In one embodiment, each of the plurality of mirrors defines an angle θ1 relative to a horizontal axis that is orthogonal to a vertical axis, where the angle θ1 is in the range of 0<θ1<90°. Each of the plurality of mirrors comprises a dichroic mirror that is capable of reflecting specific wavelength ranges into a collection cone of the microscope objective lens. Also, the plurality of mirrors is affixed such that the perimeter of the field of view of the microscope objective lens contains reflected images of the object of interest.
In another embodiment, the plurality of mirrors is affixed opposite an object of interest from the microscope objective lens, for collecting reflected images of the object of interest.
In yet another aspect, the present invention relates to a method for reconstruction of simultaneous, multi-vantage point images into three-dimensional structures of an object of interest. In one embodiment, the method includes the steps of simultaneously collecting images of the object of interest from multiple vantage points surrounding the object of interest, and mapping the collected images of the object of interest to form a three-dimensional image displaying the three-dimensional structures of the object of interest. The step of simultaneously collecting images of the object of interest is performed with a bottomless mirrored pyramidal well that has a plurality of side mirrored surfaces extending to each other and that define a first opening and a second opening. Each of the plurality of side mirrored surfaces has a first end and a second end such that the first opening is formed by the respective first ends of the side mirrored surfaces and the second opening is formed by the respective second ends of the side mirrored surfaces. Each of the plurality of side mirrored surfaces has an angle θ1 relative to a horizontal axis that is orthogonal to a vertical axis, where the angle θ1 is in a range of 0<θ1<90°. The diameter of the first opening is greater than the diameter of the second opening.

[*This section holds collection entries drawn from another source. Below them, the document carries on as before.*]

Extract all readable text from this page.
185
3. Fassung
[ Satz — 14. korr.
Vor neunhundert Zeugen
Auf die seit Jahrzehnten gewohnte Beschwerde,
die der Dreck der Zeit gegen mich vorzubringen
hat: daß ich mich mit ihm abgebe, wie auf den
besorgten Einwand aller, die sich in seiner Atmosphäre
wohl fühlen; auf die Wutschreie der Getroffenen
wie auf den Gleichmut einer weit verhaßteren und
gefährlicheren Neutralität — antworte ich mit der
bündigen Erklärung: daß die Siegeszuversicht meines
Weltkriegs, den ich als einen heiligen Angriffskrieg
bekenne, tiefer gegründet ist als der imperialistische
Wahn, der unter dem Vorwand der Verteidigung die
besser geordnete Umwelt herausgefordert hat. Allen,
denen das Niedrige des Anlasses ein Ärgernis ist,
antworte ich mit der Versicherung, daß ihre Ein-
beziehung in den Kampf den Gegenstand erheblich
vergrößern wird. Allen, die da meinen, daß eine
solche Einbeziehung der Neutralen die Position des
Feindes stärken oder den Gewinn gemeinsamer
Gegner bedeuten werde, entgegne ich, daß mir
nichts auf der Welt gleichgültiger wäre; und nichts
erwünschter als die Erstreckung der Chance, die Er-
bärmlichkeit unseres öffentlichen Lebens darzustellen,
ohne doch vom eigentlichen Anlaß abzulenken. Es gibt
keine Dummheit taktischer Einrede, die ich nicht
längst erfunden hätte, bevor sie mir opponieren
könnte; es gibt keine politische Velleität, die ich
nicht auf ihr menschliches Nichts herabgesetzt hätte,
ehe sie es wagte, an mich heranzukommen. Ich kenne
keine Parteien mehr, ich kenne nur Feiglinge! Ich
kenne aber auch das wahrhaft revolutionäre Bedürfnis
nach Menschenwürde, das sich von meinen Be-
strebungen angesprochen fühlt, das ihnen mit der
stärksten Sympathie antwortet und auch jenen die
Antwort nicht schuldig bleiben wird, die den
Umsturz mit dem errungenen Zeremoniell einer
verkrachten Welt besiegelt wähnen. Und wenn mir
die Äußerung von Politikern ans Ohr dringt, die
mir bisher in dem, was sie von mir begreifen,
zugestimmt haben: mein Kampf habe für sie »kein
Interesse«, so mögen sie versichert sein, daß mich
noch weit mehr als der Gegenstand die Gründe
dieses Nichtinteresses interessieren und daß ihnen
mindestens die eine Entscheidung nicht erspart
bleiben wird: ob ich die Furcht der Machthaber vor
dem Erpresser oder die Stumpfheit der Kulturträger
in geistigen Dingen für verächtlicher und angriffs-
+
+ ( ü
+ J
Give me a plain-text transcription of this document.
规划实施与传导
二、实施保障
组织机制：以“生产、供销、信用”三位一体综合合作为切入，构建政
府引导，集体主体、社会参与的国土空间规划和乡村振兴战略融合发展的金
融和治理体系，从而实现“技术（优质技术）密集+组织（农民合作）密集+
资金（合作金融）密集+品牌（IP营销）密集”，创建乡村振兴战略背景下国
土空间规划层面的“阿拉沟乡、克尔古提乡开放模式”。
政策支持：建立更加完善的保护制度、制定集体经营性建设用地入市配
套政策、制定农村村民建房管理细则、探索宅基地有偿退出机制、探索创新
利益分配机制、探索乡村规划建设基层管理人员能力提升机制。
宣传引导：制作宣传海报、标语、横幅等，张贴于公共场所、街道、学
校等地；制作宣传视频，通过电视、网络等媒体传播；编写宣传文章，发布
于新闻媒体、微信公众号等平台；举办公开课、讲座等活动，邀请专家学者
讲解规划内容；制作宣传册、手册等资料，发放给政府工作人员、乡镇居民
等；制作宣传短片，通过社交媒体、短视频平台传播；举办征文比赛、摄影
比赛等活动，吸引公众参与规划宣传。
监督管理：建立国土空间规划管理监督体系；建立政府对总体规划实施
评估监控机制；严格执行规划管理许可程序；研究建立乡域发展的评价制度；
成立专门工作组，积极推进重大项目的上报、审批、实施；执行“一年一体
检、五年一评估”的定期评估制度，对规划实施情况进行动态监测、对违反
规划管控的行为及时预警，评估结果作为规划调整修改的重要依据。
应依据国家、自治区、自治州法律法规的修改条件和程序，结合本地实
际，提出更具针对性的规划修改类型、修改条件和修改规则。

These and other aspects of the present invention will become apparent from the following description of the preferred embodiment taken in conjunction with the following drawings, although variations and modifications therein may be affected without departing from the spirit and scope of the novel concepts of the disclosure.
The accompanying drawings illustrate one or more embodiments of the invention and, together with the written description, serve to explain the principles of the invention. Wherever possible, the same reference numbers are used throughout the drawings to refer to the same or like elements of an embodiment, and wherein:
The present invention is more particularly described in the following examples that are intended as illustrative only since numerous modifications and variations therein will be apparent to those skilled in the art. Various embodiments of the invention are now described in detail. Referring to the drawings, like numbers indicate like parts throughout the views. As used in the description herein and throughout the claims that follow, the meaning of “a,” “an,” and “the” includes plural reference unless the context clearly dictates otherwise. Also, as used in the description herein and throughout the claims that follow, the meaning of “in” includes “in” and “on” unless the context clearly dictates otherwise.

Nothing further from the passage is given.